During the 1920s, the interest in Swarovski crystals increased, in line with the jazz aesthetic of the times. Consequently, Swarovski supplied the most prominent designers such as Jeanne Lanvin, Madeleine Vionnet and Jean Patou.
By the middle of the twentieth century, Swarovski was being used by the hands of important designers including Coco Chanel, Elsa Schiaparelli and Cristobal Balenciaga, who were defining the fashion of their era.
In 1956, Swarovski came up with the Aurora Borealis, a crystal effect named after the Northern Lights.
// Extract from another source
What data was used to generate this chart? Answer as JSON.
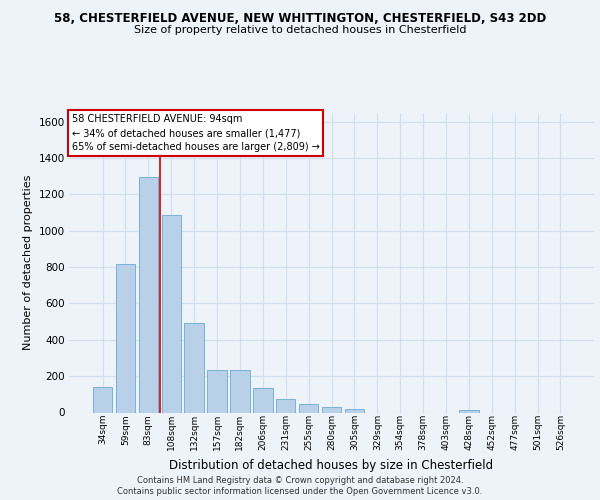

The crystal fascinated the legendary Christian Dior, who used it in his own divine masterpieces, many of which reside in the Swarovski archive.
In 1999 the Swarovski Collective was established, after Swarovski, now ran by Nadja Swarovski who joined her grandfather’s business, supplied Alexander McQueen with crystals for his 1999 Spring/Summer collection.
Since then the Collective helped around 150 designers from major fashion capitals, providing them with millions of crystals. The Swarovski Collective involved artists like Joseph Altuzarra, Rodarte, Alexander Wang, Hussein Chalayan, Anthony Vaccarello, Christopher Kane and Viktor & Rolf.
The Swarovski Collective is now a proud sponsor for the Council of Fashion Designers of America and the ANDAM program in France that introduced some of the most prominent emerging artists. It also shows its support to fashion students around the world offering scholarships and encouraging them to experiment with crystals.
Swarovski with its rich history, heritage and continuous support for the emerging artists has ensured its position as one of the most essential exclusive design ingredients.